Offenkundig wird in der Corona-Krise zugleich, dass Eigenarbeit, Familienarbeit und ehrenamtliches Engagement von vielen als positiv erlebt werden, weil sie der Entfremdung der Einzelnen von sich selbst und von ihrer Mitwelt entgegenwirken und soziale Resonanzbeziehungen stärken. Zur Wahrheit gehört jedoch auch, dass manche mit gewonnener Zeit, erzwungener Sesshaftigkeit und unfreiwilligem Konsumverzicht so ihre Probleme haben, worauf die Zunahme von häuslicher Gewalt auf traurige Weise hindeutet.
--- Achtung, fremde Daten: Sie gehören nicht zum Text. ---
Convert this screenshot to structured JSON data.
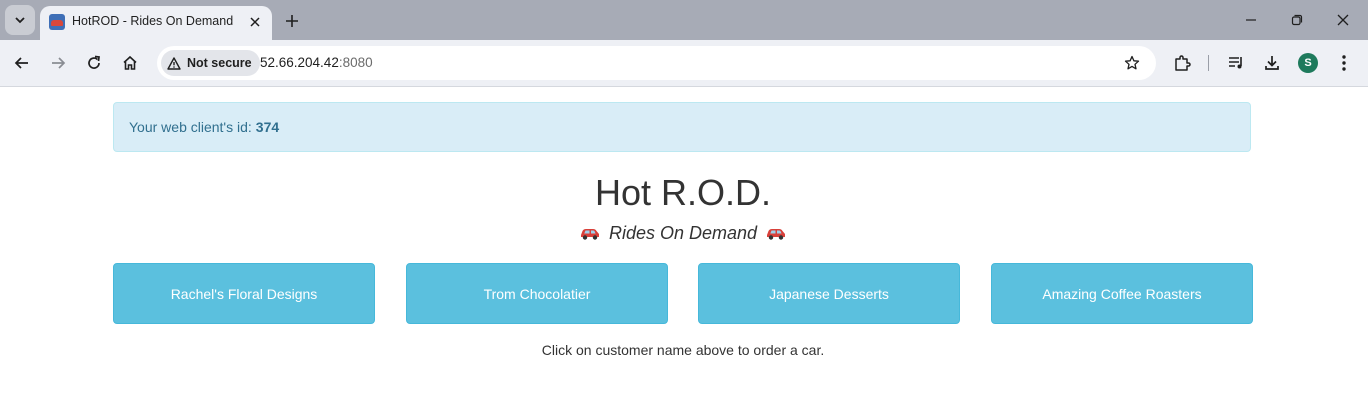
{
  "browser": {
    "tab": {
      "title": "HotROD - Rides On Demand"
    },
    "address_bar": {
      "security_label": "Not secure",
      "host": "52.66.204.42",
      "port": ":8080"
    },
    "profile_initial": "S"
  },
  "page": {
    "alert": {
      "prefix": "Your web client's id:",
      "client_id": "374"
    },
    "title": "Hot R.O.D.",
    "subtitle": "Rides On Demand",
    "customers": [
      {
        "label": "Rachel's Floral Designs"
      },
      {
        "label": "Trom Chocolatier"
      },
      {
        "label": "Japanese Desserts"
      },
      {
        "label": "Amazing Coffee Roasters"
      }
    ],
    "hint": "Click on customer name above to order a car."
  },
  "colors": {
    "alert_bg": "#d9edf7",
    "alert_text": "#31708f",
    "button_info": "#5bc0de",
    "title_text": "#333333"
  }
}
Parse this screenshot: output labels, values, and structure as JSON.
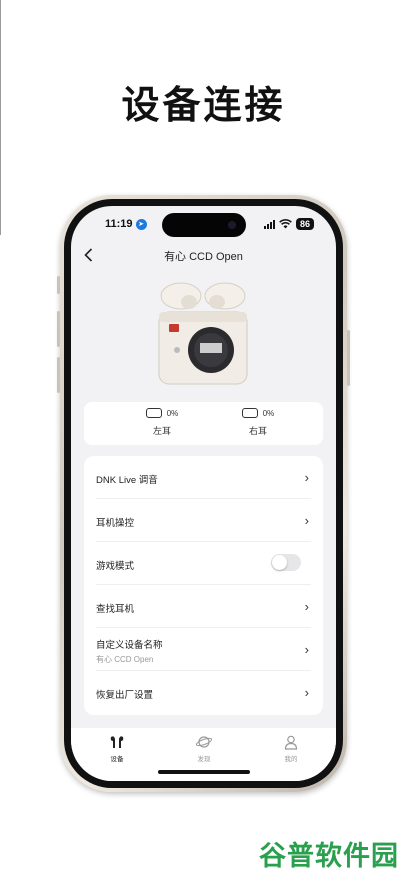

Insgesamt lässt sich aber mit hoher Plausibilität sagen, dass beide Formen der Sorgearbeit, die entgeltliche und die finanziell nicht entgoltene, in hohem Maße auch für Strategien der Nachhaltigkeit von Bedeutung sind. Vor allem nehmen sie kommerziellen Wachstumsdruck aus dem Wirtschaftssystem. Verkürzte Erwerbsarbeitszeiten und Grundeinkommenselemente können helfen, die Zeitsouveränität der Bevölkerung zu erhöhen und so die Voraussetzungen für eine gesunde Ausbalancierung von Erwerbszeiten und Eigenzeiten zu schaffen. Gut erkennbar wird in der Krise auch: Sinnstiftende und befriedigende Arbeit kann Kräfte freisetzen, wenn es darauf ankommt.